Al contrario, potrai interrompere la visualizzazione in qualsiasi momento: sarà sufficiente aprire gli occhi.

 

  • Ma cos’è che stiamo cercando?

SIMBOLI E INDIZI

  • Di cosa?

Di ciò che non conosciamo, o che non vogliamo affrontare, di noi stessi.
Della sopracitata causa prima del nostro malessere.

Un trauma profondo può essere assimilato dall’amigdala senza che ne siamo consapevoli, e la sua conseguenza si manifesterà a livello comportamentale o sulla nostra salute ogni volta che si ripresenteranno le condizioni ambientali, emotive, sociali o familiari che ne delineano i contorni.
Questa piccola struttura, presente nel nostro lobo temporale e parte del sistema limbico, è la centralina di allarme emotivo, capace di avvertirci di un pericolo e farci agire di conseguenza (meccanismo di risposta istintiva fight or flight – or freeze), di elaborare emozioni e di immagazzinare ricordi legati a forti esperienze emotive.
Tuttavia l’amigdala ha una sua memoria, di cui non siamo consapevoli e, indipendentemente dalla nostra volontà, certi schemi porteranno sempre a determinate risposte impulsive: se la minaccia è “credibile”, l’amigdala registrerà un pericolo anche in base a quanto capita attorno a me o agli altri, non soltanto in seguito ad esperienze dirette.

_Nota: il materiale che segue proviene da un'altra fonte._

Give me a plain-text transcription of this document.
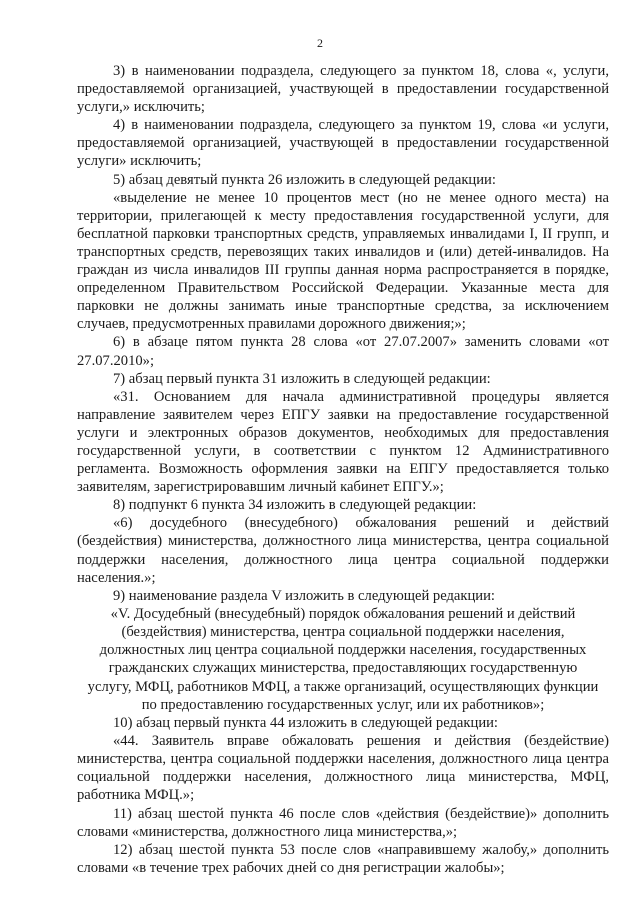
2

3) в наименовании подраздела, следующего за пунктом 18, слова «, услуги, предоставляемой организацией, участвующей в предоставлении государственной услуги,» исключить;

4) в наименовании подраздела, следующего за пунктом 19, слова «и услуги, предоставляемой организацией, участвующей в предоставлении государственной услуги» исключить;

5) абзац девятый пункта 26 изложить в следующей редакции:

«выделение не менее 10 процентов мест (но не менее одного места) на территории, прилегающей к месту предоставления государственной услуги, для бесплатной парковки транспортных средств, управляемых инвалидами I, II групп, и транспортных средств, перевозящих таких инвалидов и (или) детей-инвалидов. На граждан из числа инвалидов III группы данная норма распространяется в порядке, определенном Правительством Российской Федерации. Указанные места для парковки не должны занимать иные транспортные средства, за исключением случаев, предусмотренных правилами дорожного движения;»;

6) в абзаце пятом пункта 28 слова «от 27.07.2007» заменить словами «от 27.07.2010»;

7) абзац первый пункта 31 изложить в следующей редакции:

«31. Основанием для начала административной процедуры является направление заявителем через ЕПГУ заявки на предоставление государственной услуги и электронных образов документов, необходимых для предоставления государственной услуги, в соответствии с пунктом 12 Административного регламента. Возможность оформления заявки на ЕПГУ предоставляется только заявителям, зарегистрировавшим личный кабинет ЕПГУ.»;

8) подпункт 6 пункта 34 изложить в следующей редакции:

«6) досудебного (внесудебного) обжалования решений и действий (бездействия) министерства, должностного лица министерства, центра социальной поддержки населения, должностного лица центра социальной поддержки населения.»;

9) наименование раздела V изложить в следующей редакции:

«V. Досудебный (внесудебный) порядок обжалования решений и действий

(бездействия) министерства, центра социальной поддержки населения,

должностных лиц центра социальной поддержки населения, государственных

гражданских служащих министерства, предоставляющих государственную

услугу, МФЦ, работников МФЦ, а также организаций, осуществляющих функции

по предоставлению государственных услуг, или их работников»;

10) абзац первый пункта 44 изложить в следующей редакции:

«44. Заявитель вправе обжаловать решения и действия (бездействие) министерства, центра социальной поддержки населения, должностного лица центра социальной поддержки населения, должностного лица министерства, МФЦ, работника МФЦ.»;

11) абзац шестой пункта 46 после слов «действия (бездействие)» дополнить словами «министерства, должностного лица министерства,»;

12) абзац шестой пункта 53 после слов «направившему жалобу,» дополнить словами «в течение трех рабочих дней со дня регистрации жалобы»;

È qui che entra in gioco l’immaginazione: attraverso la rappresentazione del subconscio e dell’inconscio – del Giardino Sacro e del “mondo oltre il portale” – potrò rivivere quel trauma, quella specifica situazione, in un contesto simbolico, distaccandomene e capendone la funzione evolutiva – “psicosi funzionale o crisi transpersonale”.
Ne scaturirà allora una forte emozione, in grado di sovrascrivere il ricordo negativo presente nell’amigdala.

Ma il fattore più importante in assoluto è il seguente: l’amigdala non sa distinguere tra esperienza reale ed esperienza immaginata! Se mi regala una grande emozione, allora avrà raggiunto il suo scopo!

Per questo motivo non abbiamo bisogno di considerare reali i simboli che vediamo, né di credere ad una particolare religione o alla reincarnazione.
L’importante è far scorrere il flusso di immagini che stanno creando il mondo di cui ho bisogno per guarire, senza far intervenire la mente razionale.

Ognuno ha dentro di sé una mappa capace di portarlo verso la guarigione e il raggiungimento dei propri obiettivi.
A volte l’unico passo da fare è affidarsi agli strumenti giusti, lasciando andare resistenze e paure, e trovare il coraggio per rivolgere lo sguardo verso la propria interiorità.